I'm reminded of the love vs. fear scene from Donnie Darko, and my thoughts on it are similar, though I'll be politer about it.
It seems like a simplistic view of human ideology. I mean, pre-4th Edition D&D's 3x3 alignment grid got some flack for being two dimensional, but I always thought it made sense in a simplistic way, if you were willing to admit the possibility of people reaching the same point on the grid for different reasons and acting on their hate/love of society and desire to help/hurt others in different ways. But that doesn't even have a full two dimensions.
What would your teacher think of, say, the Cynics, who taught that the way to happiness was ditching as much responsibility as you could and not caring what anyone else thought of you for doing so? Or the Stoics (and as far as I can tell, Buddhists) saying to concentrate on improving yourself, since you're the only person you have any control over, and if enough people work on themselves, the world will improve (not so much the Buddhists there, since they're trying to escape the world completely, but that's another good example)? Furthermore, I'm pretty sure the left can use government oppression to advance an agenda, and the far, far right often believes it's on a mission from God. There's some validity to his idea, I think, in his assertion that craziness is the ultimate result of both ends of the political spectrum as is commonly defined, but it's hardly a grand unified theory of ideology.

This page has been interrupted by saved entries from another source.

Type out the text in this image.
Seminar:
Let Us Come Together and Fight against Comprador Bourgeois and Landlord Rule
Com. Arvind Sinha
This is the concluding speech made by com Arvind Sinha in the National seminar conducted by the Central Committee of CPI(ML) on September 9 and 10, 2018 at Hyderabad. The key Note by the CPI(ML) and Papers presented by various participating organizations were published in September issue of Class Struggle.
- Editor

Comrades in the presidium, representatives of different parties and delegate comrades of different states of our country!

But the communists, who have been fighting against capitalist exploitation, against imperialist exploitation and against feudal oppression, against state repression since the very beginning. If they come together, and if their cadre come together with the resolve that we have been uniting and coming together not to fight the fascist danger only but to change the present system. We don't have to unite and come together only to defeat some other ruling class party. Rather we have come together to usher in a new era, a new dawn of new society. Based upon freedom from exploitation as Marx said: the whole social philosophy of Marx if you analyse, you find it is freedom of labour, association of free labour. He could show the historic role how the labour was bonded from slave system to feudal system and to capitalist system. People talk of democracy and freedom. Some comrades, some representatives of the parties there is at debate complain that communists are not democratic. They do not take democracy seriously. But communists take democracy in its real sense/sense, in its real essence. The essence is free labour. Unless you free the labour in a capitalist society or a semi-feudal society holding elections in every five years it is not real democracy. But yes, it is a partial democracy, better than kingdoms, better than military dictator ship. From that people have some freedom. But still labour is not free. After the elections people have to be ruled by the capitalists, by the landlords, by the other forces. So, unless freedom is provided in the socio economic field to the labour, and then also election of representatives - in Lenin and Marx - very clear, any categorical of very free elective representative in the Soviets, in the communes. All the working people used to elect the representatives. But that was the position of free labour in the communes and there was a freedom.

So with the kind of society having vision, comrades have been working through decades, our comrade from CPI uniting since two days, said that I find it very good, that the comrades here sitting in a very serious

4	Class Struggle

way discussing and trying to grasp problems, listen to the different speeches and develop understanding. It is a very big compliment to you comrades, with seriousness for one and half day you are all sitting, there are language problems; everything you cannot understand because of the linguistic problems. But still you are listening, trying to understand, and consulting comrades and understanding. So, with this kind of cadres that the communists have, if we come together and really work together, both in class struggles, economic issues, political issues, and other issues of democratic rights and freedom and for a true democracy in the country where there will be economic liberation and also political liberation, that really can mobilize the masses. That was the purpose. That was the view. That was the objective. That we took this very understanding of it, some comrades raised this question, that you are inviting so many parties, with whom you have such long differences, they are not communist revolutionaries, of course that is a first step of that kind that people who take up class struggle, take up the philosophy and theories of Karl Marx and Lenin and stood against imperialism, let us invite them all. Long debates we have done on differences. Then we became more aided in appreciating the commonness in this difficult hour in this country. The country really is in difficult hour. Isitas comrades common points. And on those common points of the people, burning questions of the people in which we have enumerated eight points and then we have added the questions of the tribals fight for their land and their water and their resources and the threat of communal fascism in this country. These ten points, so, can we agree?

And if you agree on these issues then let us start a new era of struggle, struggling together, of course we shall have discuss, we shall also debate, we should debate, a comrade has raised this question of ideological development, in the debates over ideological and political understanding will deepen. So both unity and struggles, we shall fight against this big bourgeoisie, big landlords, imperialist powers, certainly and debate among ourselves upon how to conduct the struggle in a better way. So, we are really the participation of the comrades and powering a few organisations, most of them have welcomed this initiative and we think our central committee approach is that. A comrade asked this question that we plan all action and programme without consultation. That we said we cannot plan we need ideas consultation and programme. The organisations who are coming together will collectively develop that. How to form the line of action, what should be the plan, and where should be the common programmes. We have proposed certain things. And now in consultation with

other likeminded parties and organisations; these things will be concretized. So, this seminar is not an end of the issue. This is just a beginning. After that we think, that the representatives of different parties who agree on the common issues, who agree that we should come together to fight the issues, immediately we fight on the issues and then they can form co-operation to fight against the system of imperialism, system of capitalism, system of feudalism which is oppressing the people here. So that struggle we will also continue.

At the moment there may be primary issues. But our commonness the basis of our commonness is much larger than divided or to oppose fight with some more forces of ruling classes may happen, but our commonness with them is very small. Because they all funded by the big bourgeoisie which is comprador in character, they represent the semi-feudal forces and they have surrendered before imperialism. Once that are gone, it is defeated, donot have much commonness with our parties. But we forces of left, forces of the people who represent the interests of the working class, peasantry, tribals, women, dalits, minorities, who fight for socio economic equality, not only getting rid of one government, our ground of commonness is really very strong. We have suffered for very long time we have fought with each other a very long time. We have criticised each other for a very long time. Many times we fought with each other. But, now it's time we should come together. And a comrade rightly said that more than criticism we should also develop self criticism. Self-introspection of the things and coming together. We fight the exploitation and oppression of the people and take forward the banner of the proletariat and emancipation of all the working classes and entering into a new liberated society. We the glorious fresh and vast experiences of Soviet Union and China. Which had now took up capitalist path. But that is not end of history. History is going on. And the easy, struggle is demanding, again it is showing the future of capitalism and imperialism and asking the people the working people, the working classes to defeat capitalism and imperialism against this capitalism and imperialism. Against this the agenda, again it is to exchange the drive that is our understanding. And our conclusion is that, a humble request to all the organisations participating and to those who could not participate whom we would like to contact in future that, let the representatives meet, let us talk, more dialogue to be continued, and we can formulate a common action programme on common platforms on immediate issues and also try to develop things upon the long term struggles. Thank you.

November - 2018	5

I don't think Light was an idealist, either. He repeatedly states that the world is rotten, that evil people trample over the weak and the weak are tempted to do evil themselves to improve their lots in life, that society needed someone to dispense brutal justice from on high so that the common people would have an example to follow and be free to live without interference from the wicked, and he said that he'd believed this before he got the Death Note, hence his rapid decision to use it to remodel the world after his beliefs.
In short, he's basically the reincarnation of Thomas Hobbes, gone batshit insane. Whether or not you believe Hobbes was right is another discussion (I lean towards "yes," for the record) but he was absolutely not an idealist. "The war of all against all" probably qualifies as anti-idealism, if anything.